The newly elected Queensland Labor government says it has increased the capacity of its large scale solar auction to 60MW from 40MW as it seeks to accelerate what energy minister Mark Bailey describes as the transition from the “sunshine state” to the “solar state.”
The Queensland government announced its plans to hold a reverse auction – following the success of the auctions in the ACT – to kick-start the renewable energy industry in the state as part of its 50 per cent renewable energy target by 2030.
Bailey told the Disruption and the Energy Industry conference hosted by RenewEconomy in Sydney on Wednesday that the auction will be tied in with the planned auction of proposals from the Australian Renewable Energy Agency.

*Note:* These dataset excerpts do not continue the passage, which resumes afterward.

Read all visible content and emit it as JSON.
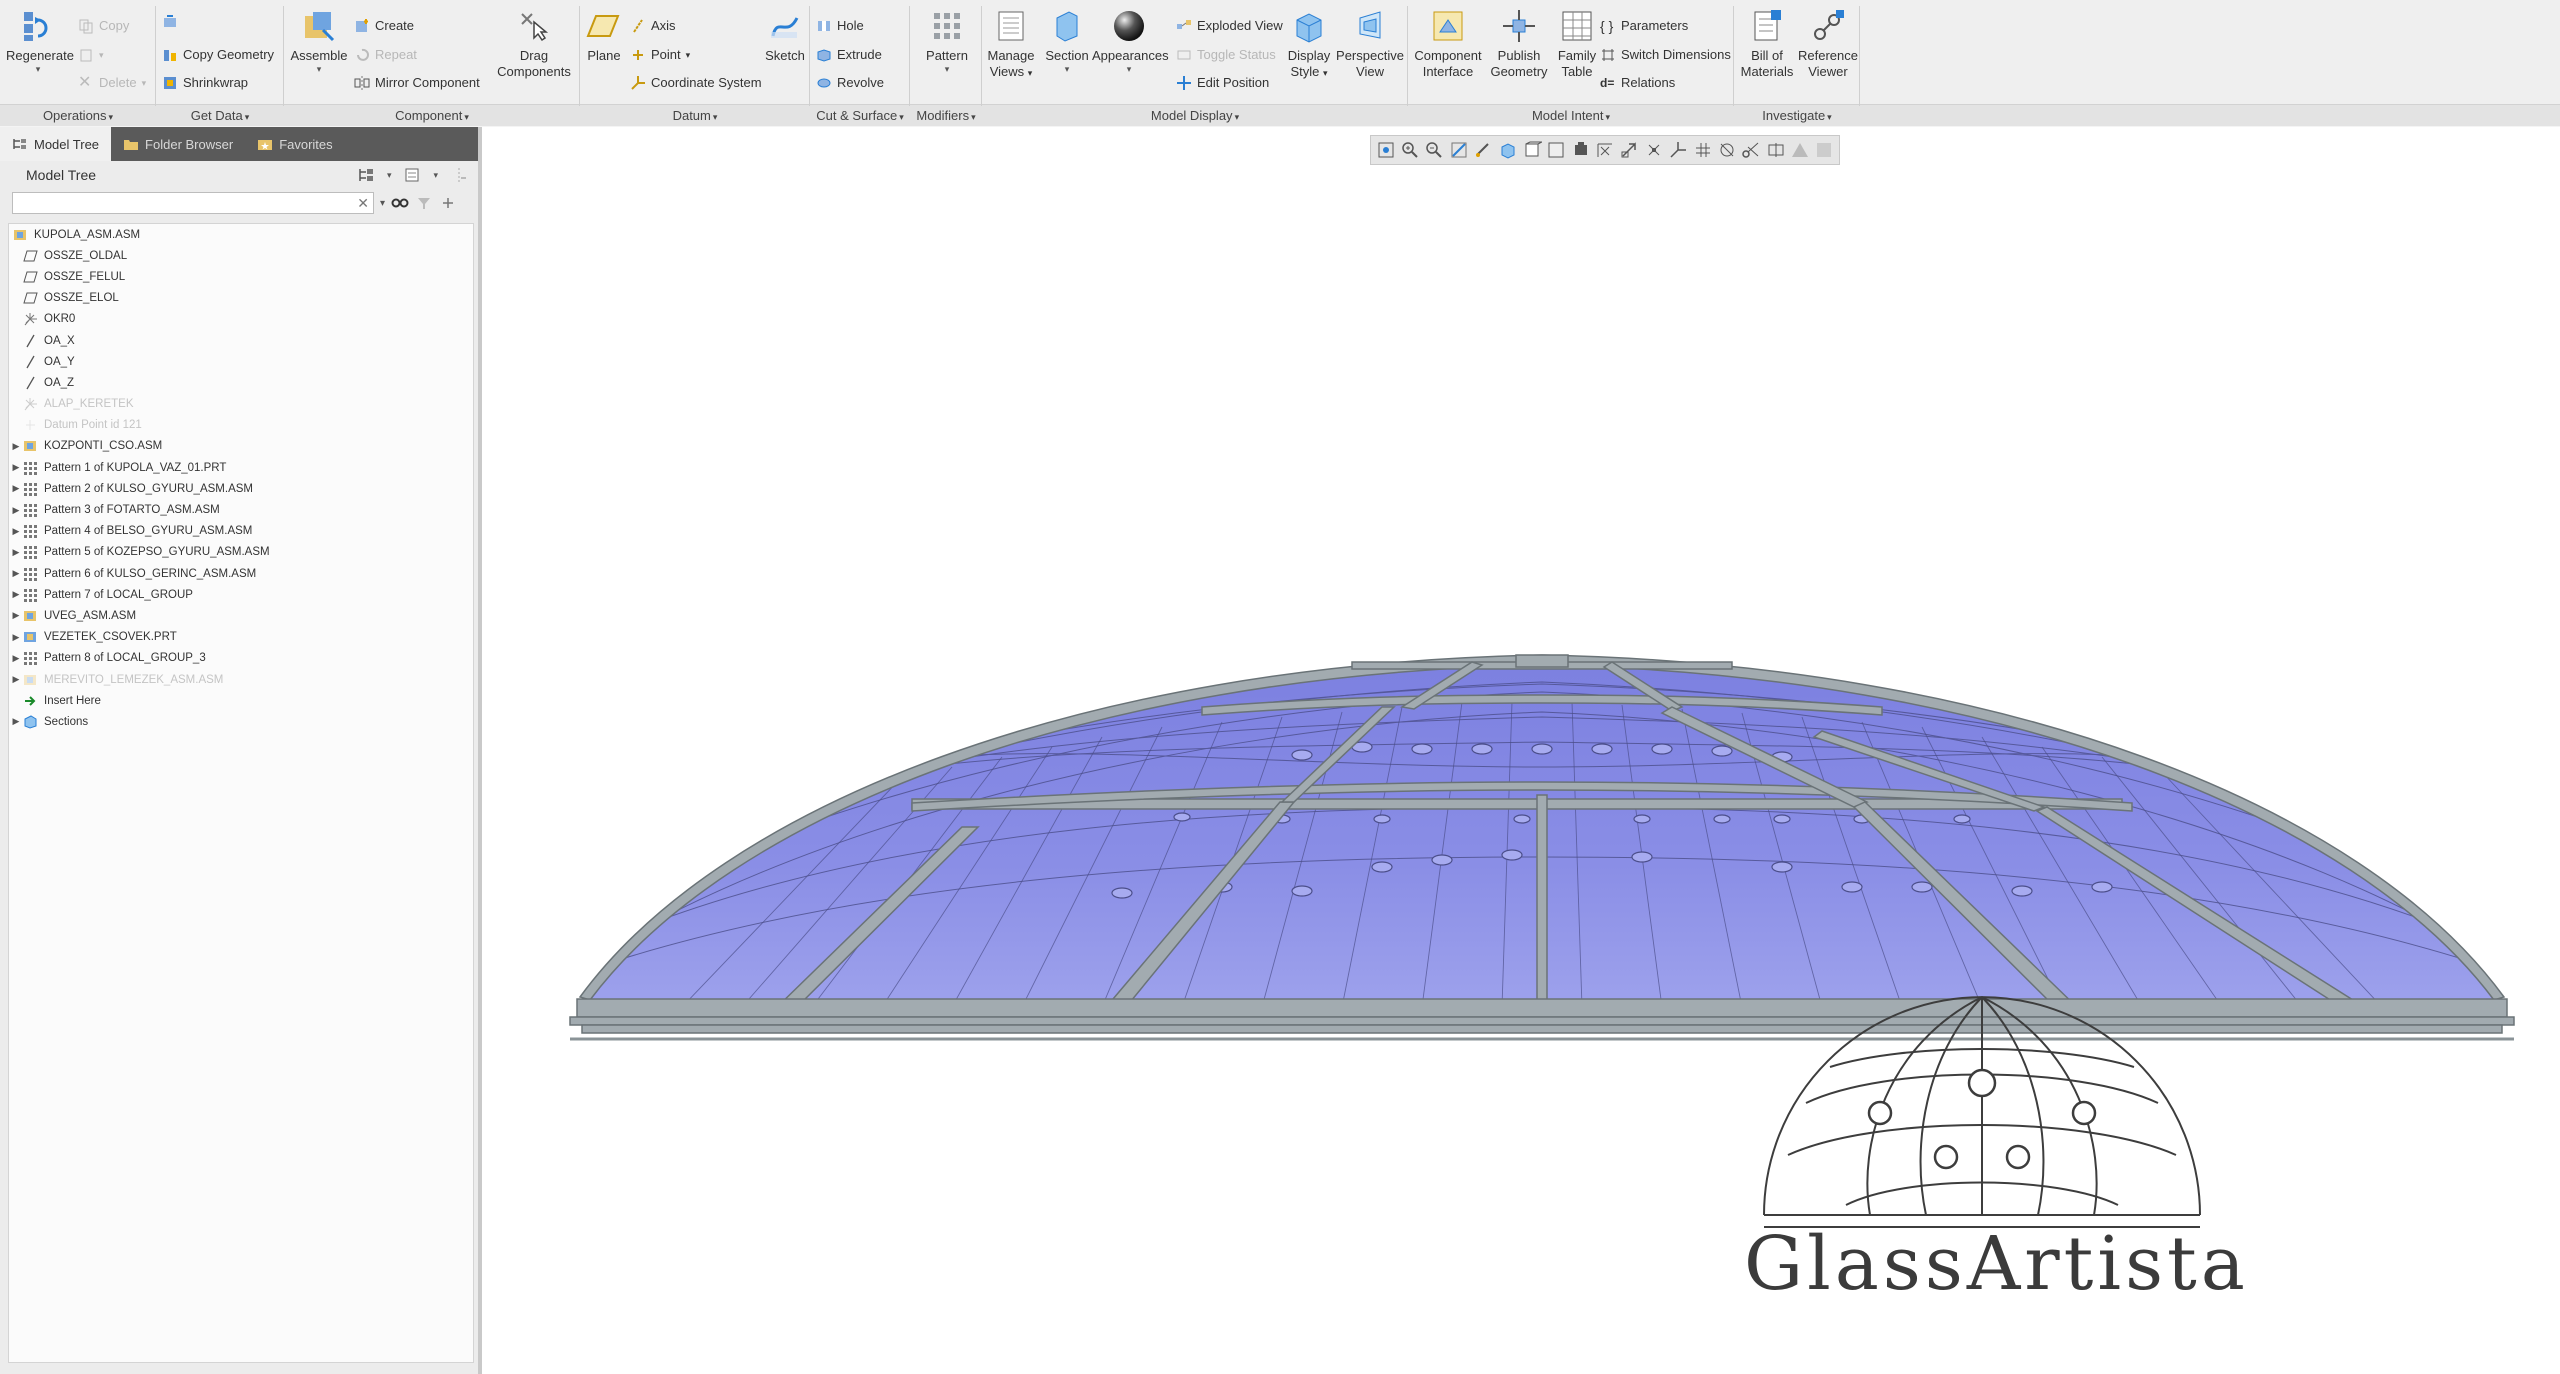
{
  "ribbon": {
    "operations": {
      "label": "Operations",
      "regenerate": "Regenerate",
      "copy": "Copy",
      "delete": "Delete"
    },
    "get_data": {
      "label": "Get Data",
      "copy_geometry": "Copy Geometry",
      "shrinkwrap": "Shrinkwrap"
    },
    "component": {
      "label": "Component",
      "assemble": "Assemble",
      "create": "Create",
      "repeat": "Repeat",
      "mirror_component": "Mirror Component",
      "drag_components_1": "Drag",
      "drag_components_2": "Components"
    },
    "datum": {
      "label": "Datum",
      "plane": "Plane",
      "axis": "Axis",
      "point": "Point",
      "coordinate_system": "Coordinate System",
      "sketch": "Sketch"
    },
    "cut_surface": {
      "label": "Cut & Surface",
      "hole": "Hole",
      "extrude": "Extrude",
      "revolve": "Revolve"
    },
    "modifiers": {
      "label": "Modifiers",
      "pattern": "Pattern"
    },
    "model_display": {
      "label": "Model Display",
      "manage_views_1": "Manage",
      "manage_views_2": "Views",
      "section": "Section",
      "appearances": "Appearances",
      "exploded_view": "Exploded View",
      "toggle_status": "Toggle Status",
      "edit_position": "Edit Position",
      "display_style_1": "Display",
      "display_style_2": "Style",
      "perspective_view_1": "Perspective",
      "perspective_view_2": "View"
    },
    "model_intent": {
      "label": "Model Intent",
      "component_interface_1": "Component",
      "component_interface_2": "Interface",
      "publish_geometry_1": "Publish",
      "publish_geometry_2": "Geometry",
      "family_table_1": "Family",
      "family_table_2": "Table",
      "parameters": "Parameters",
      "switch_dimensions": "Switch Dimensions",
      "relations": "Relations"
    },
    "investigate": {
      "label": "Investigate",
      "bill_of_materials_1": "Bill of",
      "bill_of_materials_2": "Materials",
      "reference_viewer_1": "Reference",
      "reference_viewer_2": "Viewer"
    }
  },
  "navigator": {
    "tabs": [
      "Model Tree",
      "Folder Browser",
      "Favorites"
    ],
    "tree_title": "Model Tree",
    "search_placeholder": ""
  },
  "tree": {
    "items": [
      {
        "label": "KUPOLA_ASM.ASM",
        "icon": "assembly-icon",
        "expand": false,
        "dim": false,
        "indent": 0
      },
      {
        "label": "OSSZE_OLDAL",
        "icon": "datum-plane-icon",
        "expand": false,
        "dim": false,
        "indent": 1
      },
      {
        "label": "OSSZE_FELUL",
        "icon": "datum-plane-icon",
        "expand": false,
        "dim": false,
        "indent": 1
      },
      {
        "label": "OSSZE_ELOL",
        "icon": "datum-plane-icon",
        "expand": false,
        "dim": false,
        "indent": 1
      },
      {
        "label": "OKR0",
        "icon": "coordinate-system-icon",
        "expand": false,
        "dim": false,
        "indent": 1
      },
      {
        "label": "OA_X",
        "icon": "datum-axis-icon",
        "expand": false,
        "dim": false,
        "indent": 1
      },
      {
        "label": "OA_Y",
        "icon": "datum-axis-icon",
        "expand": false,
        "dim": false,
        "indent": 1
      },
      {
        "label": "OA_Z",
        "icon": "datum-axis-icon",
        "expand": false,
        "dim": false,
        "indent": 1
      },
      {
        "label": "ALAP_KERETEK",
        "icon": "coordinate-system-icon",
        "expand": false,
        "dim": true,
        "indent": 1
      },
      {
        "label": "Datum Point id 121",
        "icon": "datum-point-icon",
        "expand": false,
        "dim": true,
        "indent": 1
      },
      {
        "label": "KOZPONTI_CSO.ASM",
        "icon": "assembly-icon",
        "expand": true,
        "dim": false,
        "indent": 1
      },
      {
        "label": "Pattern 1 of KUPOLA_VAZ_01.PRT",
        "icon": "pattern-icon",
        "expand": true,
        "dim": false,
        "indent": 1
      },
      {
        "label": "Pattern 2 of KULSO_GYURU_ASM.ASM",
        "icon": "pattern-icon",
        "expand": true,
        "dim": false,
        "indent": 1
      },
      {
        "label": "Pattern 3 of FOTARTO_ASM.ASM",
        "icon": "pattern-icon",
        "expand": true,
        "dim": false,
        "indent": 1
      },
      {
        "label": "Pattern 4 of BELSO_GYURU_ASM.ASM",
        "icon": "pattern-icon",
        "expand": true,
        "dim": false,
        "indent": 1
      },
      {
        "label": "Pattern 5 of KOZEPSO_GYURU_ASM.ASM",
        "icon": "pattern-icon",
        "expand": true,
        "dim": false,
        "indent": 1
      },
      {
        "label": "Pattern 6 of KULSO_GERINC_ASM.ASM",
        "icon": "pattern-icon",
        "expand": true,
        "dim": false,
        "indent": 1
      },
      {
        "label": "Pattern 7 of LOCAL_GROUP",
        "icon": "pattern-icon",
        "expand": true,
        "dim": false,
        "indent": 1
      },
      {
        "label": "UVEG_ASM.ASM",
        "icon": "assembly-icon",
        "expand": true,
        "dim": false,
        "indent": 1
      },
      {
        "label": "VEZETEK_CSOVEK.PRT",
        "icon": "part-icon",
        "expand": true,
        "dim": false,
        "indent": 1
      },
      {
        "label": "Pattern 8 of LOCAL_GROUP_3",
        "icon": "pattern-icon",
        "expand": true,
        "dim": false,
        "indent": 1
      },
      {
        "label": "MEREVITO_LEMEZEK_ASM.ASM",
        "icon": "assembly-icon",
        "expand": true,
        "dim": true,
        "indent": 1
      },
      {
        "label": "Insert Here",
        "icon": "insert-here-icon",
        "expand": false,
        "dim": false,
        "indent": 1
      },
      {
        "label": "Sections",
        "icon": "sections-icon",
        "expand": true,
        "dim": false,
        "indent": 1
      }
    ]
  },
  "logo": {
    "text": "GlassArtista"
  },
  "colors": {
    "glass": "#8a8ee6",
    "frame": "#9aa3a8",
    "accent_blue": "#2a7fd4"
  }
}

ARENA plans to set aside $100 million in grants to get some 200MW of large scale solar built in Australia, and this will be supported by a further $250 million in financing from the Clean Energy Finance Corporation.
Queensland will throw in an unspecified amount of extra money to ensure that up to 60MW of large scale solar will be built in the state, This is over and above the 150MW of large scale renewables, mostly solar, to be contracted by the state-government owned regional network, Ergon Energy.
“We are long overdue in getting large scale renewables going in this state,” Bailey said, noting that the state had lost nearly 1,300 renewable energy jobs under the previous government in an “astonishing own goal” by the Coalition government.
“You are going to get a a lot of large scale solar going in our state,” Bailey said. “We are determined to make the Sunshine State the Solar State.”
Queensland is already the market leader in rooftop solar, with more than 1,400MW of capacity on around 450,000 households. The new government expects to double this to around 3,000MW of capacity on a million rooftops by 2020.
Queensland has not released details of how it will fund the scheme, but it will likely be through some form of feed in tariff, as the SCT government has done. Bailey said the additional costs of going to 60MW under the scheme were incremental.
“It is not just good policy, it is a good investment in terms of growing the industry,” Bailey told RenewEconomy.